Y si eso no es físicamente posible, también me pregunto cómo puede llegar a emitirse un juicio tan temerario, aparentemente extempóreo, y posiblemente injusto, acerca de la calidad literaria de las obras de tantos colegas del señor Marsé en el duro oficio de escribir, manuscritos que seguramente ni siquiera han sido leídos personalmente por tan osado miembro del jurado del Premio Planeta de Novela felizmente dimitido.

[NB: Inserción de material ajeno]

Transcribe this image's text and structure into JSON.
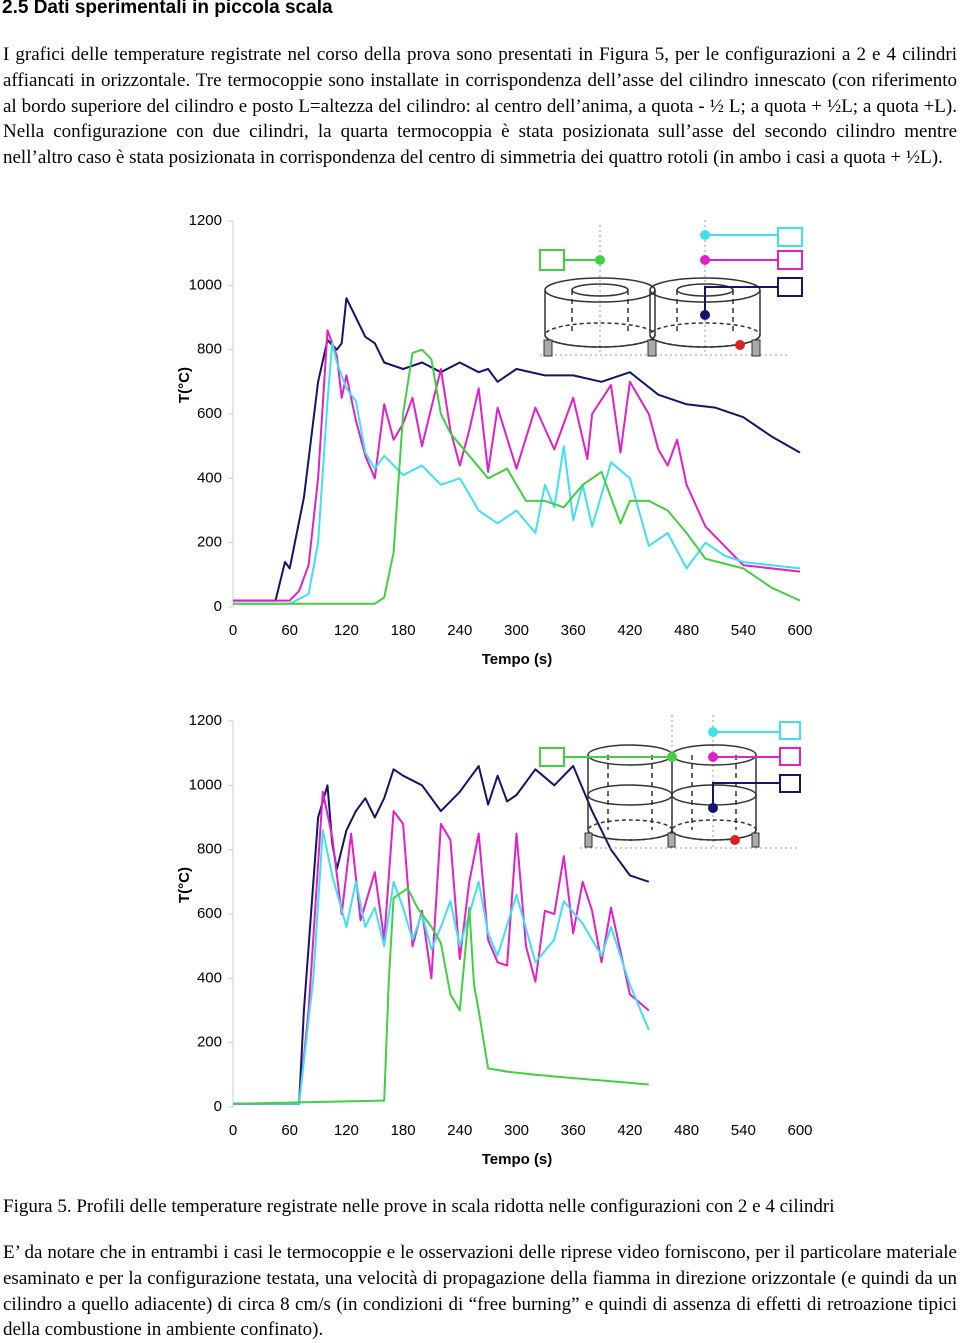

Como lectora, siempre he pensado que el auténtico veredicto sobre una obra literaria no depende de un concurso, sino que debe ser emitido por la comunidad de lectores a quienes el libro en cuestión pueda ir dirigido. Pero, la historia de la literatura demuestra tozudamente que las obras de calidad son aquellas que logran superar el test supremo del tiempo. Y, por suerte, esto último no está en manos de traficantes del ingenio ajeno, de concursos literarios más o menos amañados ni del señor Joan Marsé.

Por Minerva

¿417 manuscritos en dos o tres meses? Los miembros de ese jurado son superdotados. Marsé el que más.